Zimbabwe protest pastor Evan Mawarire appeared at a Harare court on Monday to face multiple subversion charges stemming from protests last year against President Robert Mugabe's regime.
The pastor pleaded not guilty to two counts of subverting the government and incitement to cause public violence, Agence France Presse reported.
He is facing a sentence of up to 20 years in prison if convicted, and he could face another trial even if he is acquitted.
Mawarire, the founder of the ThisFlag protest movement, was arrested on Sunday at his Harare church after he appeared in a live Facebook video chat on Saturday evening, urging citizens to participate in a non-violent protest against the government.
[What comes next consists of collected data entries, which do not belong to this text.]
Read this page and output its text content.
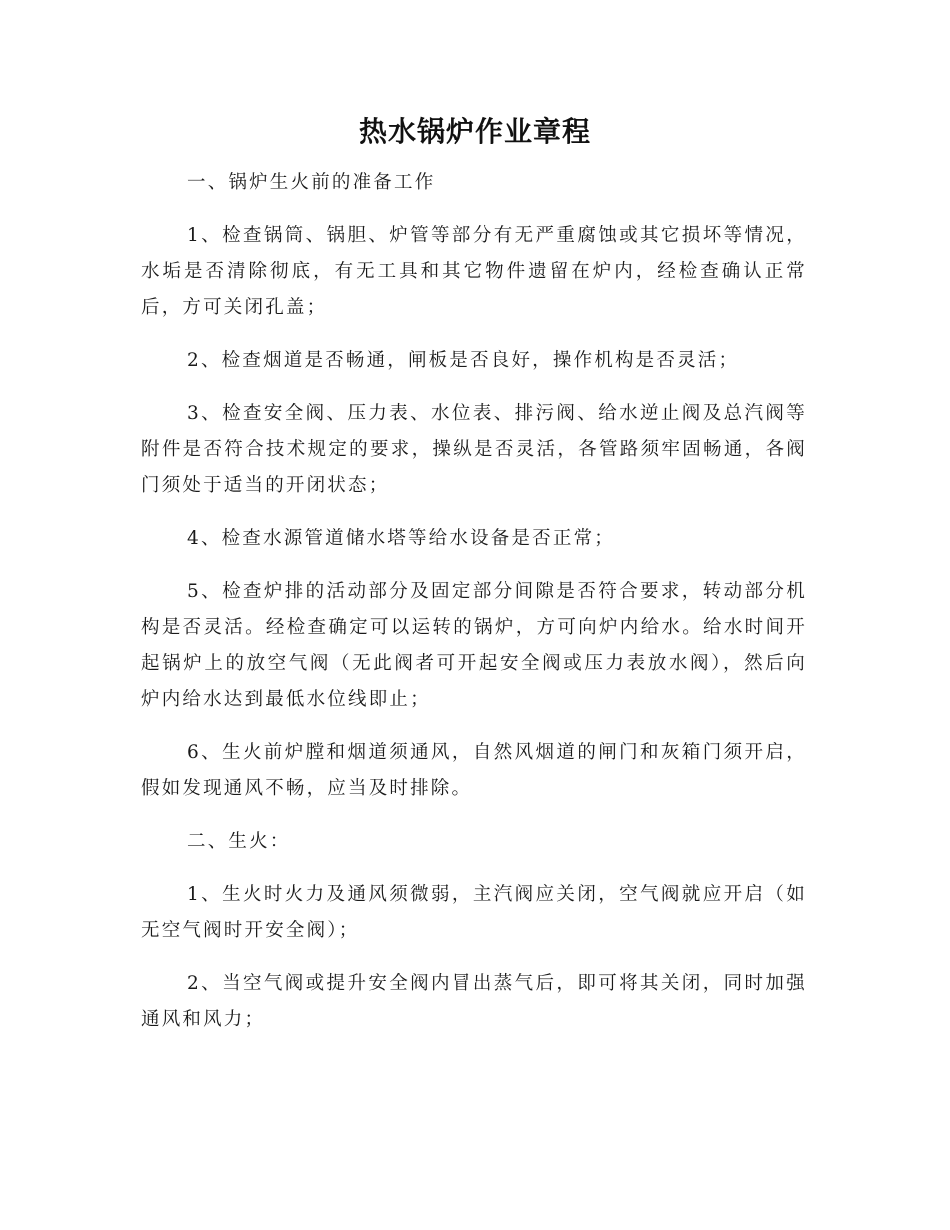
热水锅炉作业章程

一、锅炉生火前的准备工作

1、检查锅筒、锅胆、炉管等部分有无严重腐蚀或其它损坏等情况，水垢是否清除彻底，有无工具和其它物件遗留在炉内，经检查确认正常后，方可关闭孔盖；

2、检查烟道是否畅通，闸板是否良好，操作机构是否灵活；

3、检查安全阀、压力表、水位表、排污阀、给水逆止阀及总汽阀等附件是否符合技术规定的要求，操纵是否灵活，各管路须牢固畅通，各阀门须处于适当的开闭状态；

4、检查水源管道储水塔等给水设备是否正常；

5、检查炉排的活动部分及固定部分间隙是否符合要求，转动部分机构是否灵活。经检查确定可以运转的锅炉，方可向炉内给水。给水时间开起锅炉上的放空气阀（无此阀者可开起安全阀或压力表放水阀），然后向炉内给水达到最低水位线即止；

6、生火前炉膛和烟道须通风，自然风烟道的闸门和灰箱门须开启，假如发现通风不畅，应当及时排除。

二、生火：

1、生火时火力及通风须微弱，主汽阀应关闭，空气阀就应开启（如无空气阀时开安全阀）；

2、当空气阀或提升安全阀内冒出蒸气后，即可将其关闭，同时加强通风和风力；
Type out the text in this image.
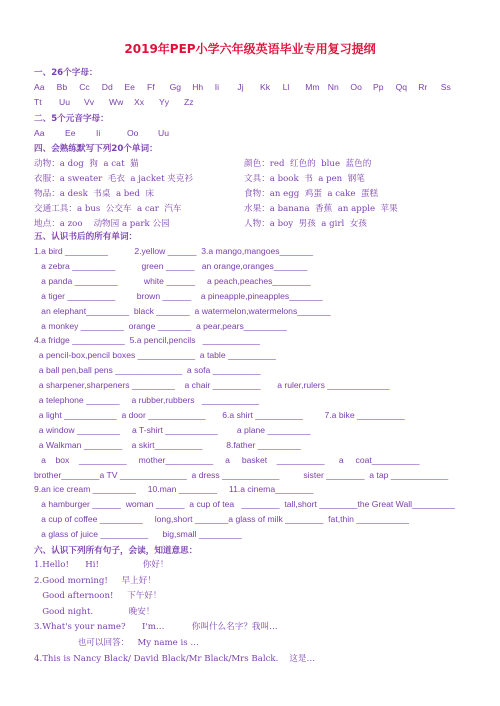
2019年PEP小学六年级英语毕业专用复习提纲
一、26个字母：
Aa Bb Cc Dd Ee Ff Gg Hh Ii Jj Kk Ll Mm Nn Oo Pp Qq Rr Ss
Tt Uu Vv Ww Xx Yy Zz
二、5个元音字母：
Aa Ee Ii	Oo Uu
四、会熟练默写下列20个单词：
动物：a dog  狗  a cat  猫	颜色：red  红色的  blue  蓝色的
衣服：a sweater  毛衣  a jacket 夹克衫	文具：a book  书  a pen  钢笔
物品：a desk  书桌  a bed  床	食物：an egg  鸡蛋  a cake  蛋糕
交通工具：a bus  公交车  a car  汽车	水果：a banana  香蕉  an apple  苹果
地点：a zoo    动物园 a park 公园	人物：a boy  男孩  a girl  女孩
五、认识书后的所有单词：
1.a bird _________           2.yellow ______  3.a mango,mangoes_______
a zebra _________           green ______   an orange,oranges_______
a panda _________           white ______     a peach,peaches________
a tiger __________         brown ______    a pineapple,pineapples_______
an elephant_________  black _______  a watermelon,watermelons_______
a monkey _________  orange _______  a pear,pears_________
4.a fridge ___________  5.a pencil,pencils   ____________
a pencil-box,pencil boxes ____________  a table __________
a ball pen,ball pens ______________  a sofa __________
a sharpener,sharpeners _________    a chair __________       a ruler,rulers _____________
a telephone _______     a rubber,rubbers   ____________
a light ___________  a door ____________       6.a shirt __________         7.a bike __________
a window _________     a T-shirt ___________        a plane _________
a Walkman ________    a skirt__________          8.father _________
a    box    __________     mother__________     a     basket    __________      a     coat__________
brother________a TV ______________  a dress ____________          sister ________  a tap ____________
9.an ice cream _________     10.man ________     11.a cinema________
a hamburger ______  woman ______  a cup of tea   ________  tall,short ________the Great Wall_________
a cup of coffee _________     long,short _______a glass of milk ________  fat,thin ___________
a glass of juice __________      big,small _________
六、认识下列所有句子，会读，知道意思：
1.Hello!      Hi!                你好！
2.Good morning!     早上好！
Good afternoon!     下午好！
Good night.             晚安！
3.What's your name?      I'm…          你叫什么名字？我叫…
也可以回答：   My name is …
4.This is Nancy Black/ David Black/Mr Black/Mrs Balck.    这是…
He has been charged with another count of subverting the government, following the arrest.
On Monday, the Zimbabwe Human Rights Association (ZimRights) denounced the arrest, saying it is an "infringement on the liberty of the cleric for exercising his constitutional and fundamental human rights to freedom of speech and to peacefully protest."
"The government is urged to stop the arbitrary arrest of human rights activists, and habitual use of the law to persecute and silence its critics," the group added.
During Monday's trial, state prosecutor Chris Mtungadura contended that Mawarire's social media posts were aimed at inciting citizens to overthrow the government. But defense lawyer Harrison Nkomo insisted that the pastor was not breaking any laws.
"He was exercising his constitutional rights of challenging the policies of government. This ... was done in a lawful manner," Nkomo told the court.
Judge Priscilla Chigumba granted Mawarire $200 bail, but he remained in detention until he appeared at a lower court regarding the charges related to his arrest on Sunday.
As part of the bail conditions, the pastor was ordered to surrender the title deeds of his parent's property.
Mawarire was released on Tuesday by the magistrates court, which stated that his rights have been violated because the police failed to bring him to court within 48 hours following his arrest, as stipulated by law.
Prior to his arrest on Sunday, the pastor told his congregation: "Zimbabwe, you will be free. There is no bondage or operation that will hold you back. We will not fear anybody. They (police) are outside here. They are waiting. I will not be afraid. I will not be put into fear. I will go outside now and see where this will lead us. I do not know what will happen."
Zimbabwe is facing a growing economic crisis and a shortage of foreign currency, despite the adoption of the U.S. dollar and other currencies.
The government adopted the U.S. dollar as the official currency in 2009, alongside the British sterling and South African rand, in an attempt to stem galloping inflation which has hit 231 million percent. Bond notes, which are pegged to the U.S. dollar, were introduced in 2016 to ease the shortages, but it has done little to ease the country's currency woes.